ÖGB warnt vor Kündigungen
Man vergesse auch oft, dass auch hinter jeder einzelnen Pädagogin eine Familie steht. Ängste, das Virus in den Kindergarten zu schleppen, oder von diesem zu den eigenen Verwandten, würden bei 61 Prozent der Befragten ständig präsent sein. Aus gutem Grund: Denn auch während des Lockdowns seien 90 Prozent der Kinder anwesend, bei Infektion meistens asymptomatisch. Auch die Kommunikation mit Maske sei mit den Kleinsten nicht möglich.

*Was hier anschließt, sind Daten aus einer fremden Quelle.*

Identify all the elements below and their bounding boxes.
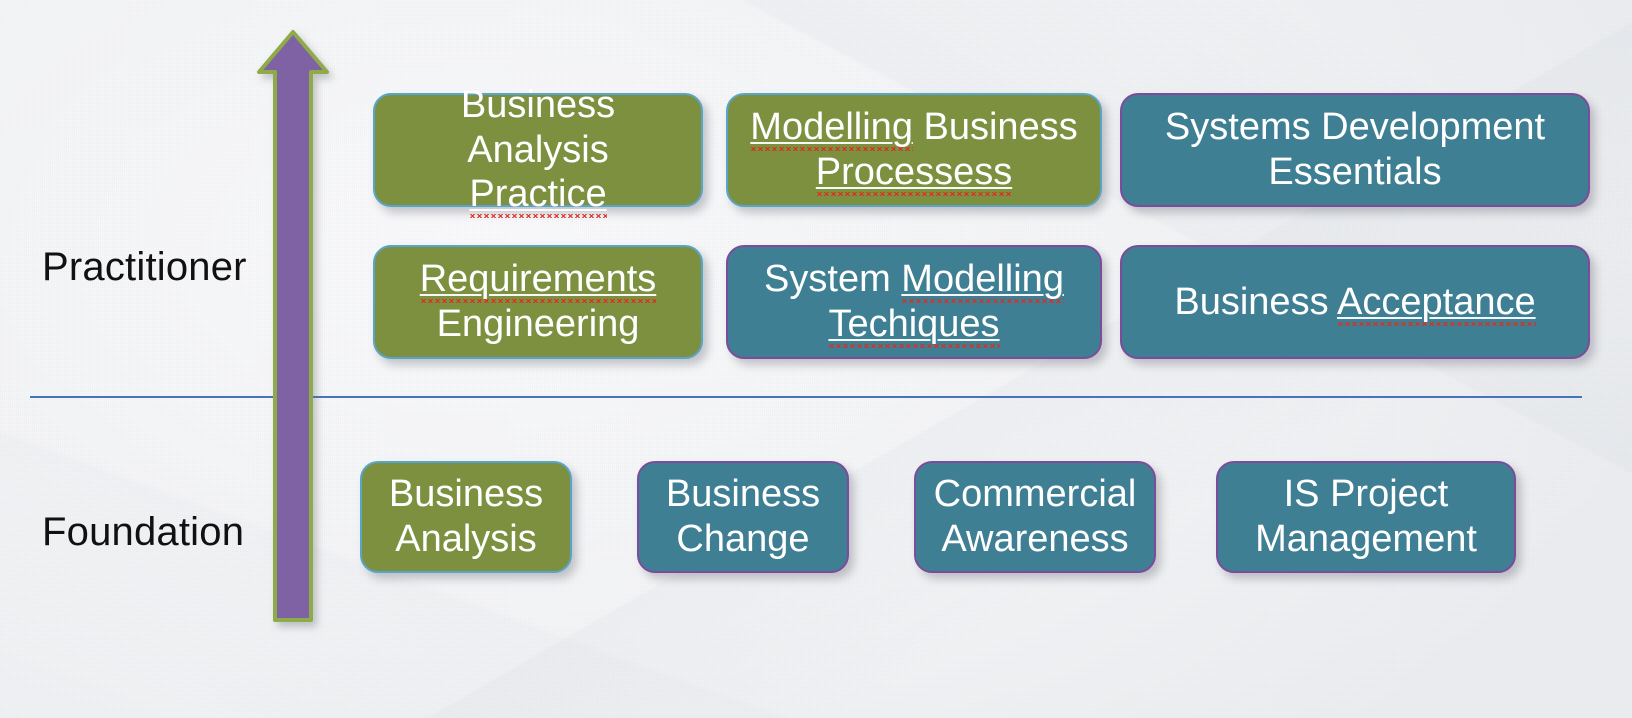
course-box-modelling-business-processess[interactable]: Modelling Business Processess: [726, 93, 1102, 207]
course-line-2: Change: [666, 517, 820, 562]
course-box-text: System Modelling Techiques: [764, 257, 1064, 347]
course-line-1: Business: [666, 472, 820, 517]
course-line-2: Practice: [387, 172, 689, 217]
course-box-systems-development-essentials[interactable]: Systems Development Essentials: [1120, 93, 1590, 207]
course-line-2: Processess: [750, 150, 1077, 195]
course-line-1: Business Acceptance: [1174, 280, 1535, 325]
course-box-system-modelling-techiques[interactable]: System Modelling Techiques: [726, 245, 1102, 359]
course-line-2: Analysis: [389, 517, 543, 562]
course-box-text: Commercial Awareness: [934, 472, 1137, 562]
course-line-2: Essentials: [1165, 150, 1545, 195]
course-box-text: Modelling Business Processess: [750, 105, 1077, 195]
course-box-text: Systems Development Essentials: [1165, 105, 1545, 195]
tier-label-foundation: Foundation: [42, 512, 244, 552]
tier-label-practitioner: Practitioner: [42, 247, 247, 287]
course-box-business-change[interactable]: Business Change: [637, 461, 849, 573]
course-line-1: IS Project: [1255, 472, 1477, 517]
course-box-requirements-engineering[interactable]: Requirements Engineering: [373, 245, 703, 359]
course-box-text: IS Project Management: [1255, 472, 1477, 562]
course-line-1: System Modelling: [764, 257, 1064, 302]
course-line-2: Engineering: [420, 302, 657, 347]
course-box-business-acceptance[interactable]: Business Acceptance: [1120, 245, 1590, 359]
slide-canvas: Practitioner Foundation Business Analysi…: [0, 0, 1632, 718]
course-line-2: Management: [1255, 517, 1477, 562]
course-box-text: Business Analysis: [389, 472, 543, 562]
course-line-1: Modelling Business: [750, 105, 1077, 150]
course-box-business-analysis[interactable]: Business Analysis: [360, 461, 572, 573]
course-line-1: Commercial: [934, 472, 1137, 517]
course-line-1: Requirements: [420, 257, 657, 302]
course-box-commercial-awareness[interactable]: Commercial Awareness: [914, 461, 1156, 573]
course-line-1: Business: [389, 472, 543, 517]
course-box-text: Business Acceptance: [1174, 280, 1535, 325]
course-line-1: Systems Development: [1165, 105, 1545, 150]
course-line-1: Business Analysis: [387, 83, 689, 173]
course-box-text: Business Analysis Practice: [387, 83, 689, 217]
course-line-2: Awareness: [934, 517, 1137, 562]
course-box-text: Requirements Engineering: [420, 257, 657, 347]
course-box-business-analysis-practice[interactable]: Business Analysis Practice: [373, 93, 703, 207]
course-box-text: Business Change: [666, 472, 820, 562]
course-box-is-project-management[interactable]: IS Project Management: [1216, 461, 1516, 573]
upward-progression-arrow: [253, 30, 345, 626]
course-line-2: Techiques: [764, 302, 1064, 347]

Deswegen brauche es eine einheitliche Teststruktur, speziell für die Kindergärten, fordert Korinna Schuman, ÖGB Vizepräsidentin und -Frauenvorsitzende. Infizierte Kinder müssten schneller erkannt werden, zur Sicherheit des Personals, der Kinder und auch der Eltern. “Kindergärten sollen ein sicherer Ort sein. Die Beschäftigten lieben ihren Beruf, aber trotzdem überlegen viele, das Berufsfeld zu verlassen”, warnt Schuman vor einer Kündigungswelle, auch auf viele anstehende Pensionierungen macht sie aufmerksam.
Außerdem bräuchte es eine zusätzliche Milliarde für die österreichische Elementarpädagogik, um auch Ausbildungsoffensiven finanzieren zu können. “Wir wollen, dass der Kindergarten wieder ein Zukunftsbereich wird.”
Anderl: “Kein 2G am Arbeitsplatz”
Am Ende der Pressekonferenz äußerte sich Anderl noch zur geplanten Impfpflicht und deren Auswirkung auf den Arbeitsplatz. Die AK-Chefin erteilte einer 2G-Regel, und somit einer quasi Impfpflicht, am Arbeitsplatz eine Absage. Hier müsse noch einiges geklärt werden in den nächsten Wochen, aber klar sei von ihrer Seite, dass alle Beschäftigten weiterhin Zugang zu ihrem Arbeitsplatz haben sollen.